Je ne parle pas du chant grégorien, dont la perte dans les paroisses est irréversible du fait de la rupture culturelle que la réforme dont la révolution de 1969 a démultiplié les effets. Or sans chant liturgique sacré il n’y a que des chansonnettes, donc pas de liturgie du tout. La liturgie c’est d’abord le chant, et le chant sacré. C’est à dire la Parole de Dieu faire chant et offerte à la méditation des fidèles.

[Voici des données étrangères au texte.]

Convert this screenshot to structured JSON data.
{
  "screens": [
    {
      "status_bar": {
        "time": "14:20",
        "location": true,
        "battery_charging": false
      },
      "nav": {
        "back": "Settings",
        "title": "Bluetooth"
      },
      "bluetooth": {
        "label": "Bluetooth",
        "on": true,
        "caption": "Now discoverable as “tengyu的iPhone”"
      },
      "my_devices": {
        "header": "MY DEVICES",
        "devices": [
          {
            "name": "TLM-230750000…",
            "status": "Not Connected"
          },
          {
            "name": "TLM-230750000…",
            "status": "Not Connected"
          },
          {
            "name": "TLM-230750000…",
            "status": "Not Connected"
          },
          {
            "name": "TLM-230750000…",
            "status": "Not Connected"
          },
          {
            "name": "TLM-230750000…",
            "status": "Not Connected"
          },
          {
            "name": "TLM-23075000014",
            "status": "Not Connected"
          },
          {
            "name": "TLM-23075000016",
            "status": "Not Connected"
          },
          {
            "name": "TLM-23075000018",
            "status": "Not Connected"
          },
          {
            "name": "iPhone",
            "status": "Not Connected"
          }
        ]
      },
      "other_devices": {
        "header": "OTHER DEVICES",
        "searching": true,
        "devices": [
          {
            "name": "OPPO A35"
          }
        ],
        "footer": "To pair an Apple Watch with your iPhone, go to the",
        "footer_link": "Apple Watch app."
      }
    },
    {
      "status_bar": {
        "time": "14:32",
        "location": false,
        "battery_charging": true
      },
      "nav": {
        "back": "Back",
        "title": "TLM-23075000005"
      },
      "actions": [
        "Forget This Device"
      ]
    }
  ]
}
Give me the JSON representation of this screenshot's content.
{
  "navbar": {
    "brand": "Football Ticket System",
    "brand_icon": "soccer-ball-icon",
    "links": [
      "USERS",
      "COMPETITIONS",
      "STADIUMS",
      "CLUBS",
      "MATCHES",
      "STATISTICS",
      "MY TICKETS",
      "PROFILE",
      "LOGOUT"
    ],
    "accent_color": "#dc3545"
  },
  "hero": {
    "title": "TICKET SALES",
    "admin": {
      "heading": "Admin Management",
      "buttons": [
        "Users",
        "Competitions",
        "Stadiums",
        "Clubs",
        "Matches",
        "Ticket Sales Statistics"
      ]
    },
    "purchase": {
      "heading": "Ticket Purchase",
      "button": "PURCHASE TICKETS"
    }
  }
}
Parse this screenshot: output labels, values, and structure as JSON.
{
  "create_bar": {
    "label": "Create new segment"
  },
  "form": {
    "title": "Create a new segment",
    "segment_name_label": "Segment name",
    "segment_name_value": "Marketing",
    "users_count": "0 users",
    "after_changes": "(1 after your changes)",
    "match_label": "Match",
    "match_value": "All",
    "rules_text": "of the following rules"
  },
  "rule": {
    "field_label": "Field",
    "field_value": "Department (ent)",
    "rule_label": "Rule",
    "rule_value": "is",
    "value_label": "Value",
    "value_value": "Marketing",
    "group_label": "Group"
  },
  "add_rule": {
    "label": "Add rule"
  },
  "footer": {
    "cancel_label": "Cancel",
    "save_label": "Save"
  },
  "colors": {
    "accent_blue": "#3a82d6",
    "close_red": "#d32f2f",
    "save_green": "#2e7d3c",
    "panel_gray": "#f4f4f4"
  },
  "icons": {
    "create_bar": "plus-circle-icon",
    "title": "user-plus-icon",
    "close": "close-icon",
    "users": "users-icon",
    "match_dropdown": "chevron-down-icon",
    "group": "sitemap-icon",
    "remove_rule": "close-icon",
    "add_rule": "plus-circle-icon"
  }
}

Donc vous, Athanasios D., vous êtes la FSSPX de demain. Votre courant fera lui aussi sécession dans trente ans lorsque vous vous réveillerez de votre doux rêve et que vous vous apercevrez que le catholicisme ne prend pas du tout la direction que vous espéreriez. Et cela pourrait arriver bien plus vite que prévu…
images/icones/fleur.gif  ( 1004307 )Pas vraiment... par Athanasios D. (2026-08-10 21:39:16) 
[en réponse à 1004168]

... mēme si je doute - à vue humaine - que ça change du tout au tout de mon vivant.
Cependant, l'histoire a déjà démontré que quelques personnes pouvaient changer les choses dans l'Église, sans devoir recourir au schisme. Le grégorien, malgré sa situation actuelle, a bien ressurgi au 19e siècle après plus de 6 siècles de déclin et de décadence. Il a fallu pratiquement 2 fois plus de temps pour que les fidèles quittent leur rôle de spectateurs sourds, muets et/ou aveugles, à la faveur des livres de piété puis des missels lorsqu'ils furent enfin autorisés.

Le mystère sacré reviendra parce que les nouvelles générations le désirent toujours plus que les anciennes. C'est drôle que vous évoquiez le processus synodal, la paroisse que je fréquente avait procédé à une consultation l'année dernière. J'avais fait part de mes craintes sur le résultat à un des prêtres qui m'a révélé - à ma grande surprise et aussi un peu la sienne - qu'en matière liturgique, le désir de belles et dignes célébrations avait été plébiscité. Ce n'est pas parfait mais on sent le désir de bien faire. Quand on voit ça - après avoir souvent vu la misère ou la décadence -, on se dit qu'il ne faut pas désespérer et qu'une mèche qui fume encore peut encore tout embraser.

Ath
images/icones/iphone.jpg  ( 1003932 )J’ajoute par Signo (2026-08-03 23:07:57) 
[en réponse à 1003925]

Qu’avec votre citation du livre de Samuel vous frôlez le blasphème et vous révélez une certaine culture ecclésiastique qui a mené au scandale des abus.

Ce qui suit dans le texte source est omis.